Starfish

I shrug.

“Well, I’m not mad. I wish you didn’t get so embarrassed over a photo—that was a really good one, by the way—but I’m not angry. It’s just a picture, and if it bothers you, I can respect that. You don’t have to feel guilty just because you didn’t do what I would have liked.”

I feel like he’s telling me it’s okay to disagree with him. It’s a completely foreign concept to me.

“Can I ask you something?” Jamie reaches his hand across his chest and scratches his neck. When I nod, he asks, “What do you see when you look at pictures of yourself?”

I swallow. Someone who looks too Asian to be pretty. Because being Asian means I can never be as pretty as the other girls at school—the girls like Mom. I know this because people like Henry and Adam and Mom keep telling me I don’t have the right face. I know this because when I look in the mirror, I see what they see—a girl who doesn’t belong here. A girl who isn’t good enough.

But I can’t tell him that—he wouldn’t understand.

“Okay. Well, what do you wish you saw?” He tries again when I remain quiet for so long.

Someone with bigger eyes. Lighter hair. A smaller nose. “Someone who looks more like everyone else,” I say at last.

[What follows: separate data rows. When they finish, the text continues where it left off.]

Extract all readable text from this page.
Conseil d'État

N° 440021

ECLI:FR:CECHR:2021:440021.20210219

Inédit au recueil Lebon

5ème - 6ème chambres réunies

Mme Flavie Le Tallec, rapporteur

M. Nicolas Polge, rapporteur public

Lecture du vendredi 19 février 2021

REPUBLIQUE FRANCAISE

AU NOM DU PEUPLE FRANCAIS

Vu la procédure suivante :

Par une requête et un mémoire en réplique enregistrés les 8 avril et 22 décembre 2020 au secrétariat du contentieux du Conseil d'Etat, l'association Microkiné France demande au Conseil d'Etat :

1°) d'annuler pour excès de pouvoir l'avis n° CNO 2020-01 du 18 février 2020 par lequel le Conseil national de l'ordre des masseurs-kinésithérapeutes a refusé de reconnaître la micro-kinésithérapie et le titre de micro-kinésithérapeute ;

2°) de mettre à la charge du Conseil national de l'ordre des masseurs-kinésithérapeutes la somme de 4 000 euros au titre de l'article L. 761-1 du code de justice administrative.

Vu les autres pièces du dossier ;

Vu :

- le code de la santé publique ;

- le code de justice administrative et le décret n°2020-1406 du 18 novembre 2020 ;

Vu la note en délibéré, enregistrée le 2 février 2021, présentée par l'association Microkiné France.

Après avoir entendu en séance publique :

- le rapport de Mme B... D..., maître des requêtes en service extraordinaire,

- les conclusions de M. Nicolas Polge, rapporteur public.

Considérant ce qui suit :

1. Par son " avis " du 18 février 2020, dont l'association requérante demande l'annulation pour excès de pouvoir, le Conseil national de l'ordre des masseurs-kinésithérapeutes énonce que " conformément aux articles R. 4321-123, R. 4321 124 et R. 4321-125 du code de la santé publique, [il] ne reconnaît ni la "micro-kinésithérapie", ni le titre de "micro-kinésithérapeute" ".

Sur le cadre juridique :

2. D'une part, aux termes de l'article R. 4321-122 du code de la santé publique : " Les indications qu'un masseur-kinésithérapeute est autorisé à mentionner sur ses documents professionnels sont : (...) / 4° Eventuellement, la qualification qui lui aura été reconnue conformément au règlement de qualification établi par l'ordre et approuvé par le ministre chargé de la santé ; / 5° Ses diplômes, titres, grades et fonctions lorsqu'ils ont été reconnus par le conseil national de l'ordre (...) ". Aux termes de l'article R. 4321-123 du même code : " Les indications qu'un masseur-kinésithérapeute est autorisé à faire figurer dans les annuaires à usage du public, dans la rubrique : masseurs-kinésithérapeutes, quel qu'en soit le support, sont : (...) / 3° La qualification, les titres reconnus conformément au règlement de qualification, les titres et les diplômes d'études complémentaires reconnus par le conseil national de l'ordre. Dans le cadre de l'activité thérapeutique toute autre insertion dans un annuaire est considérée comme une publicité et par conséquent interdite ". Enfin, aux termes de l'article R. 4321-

Jamie runs his thumb over the edge of his camera. “Do you know how many people would love to have your face? Yeah, you don’t look like everyone else in this town, but that’s special. You stand out because you’re unique, and people literally never stop trying to be unique.”

I twist my mouth. “But I don’t want to stand out—not at all. I want to be normal. I want to feel like I belong in the same world as everyone else.” If I looked like everyone else, it would probably be easier to make friends. I might even have a mom who cared.

That last part really stings.

“You might feel that way now, but it isn’t like that forever. Wait until you see what the world has to offer besides this small town and your high school. People are different out there.”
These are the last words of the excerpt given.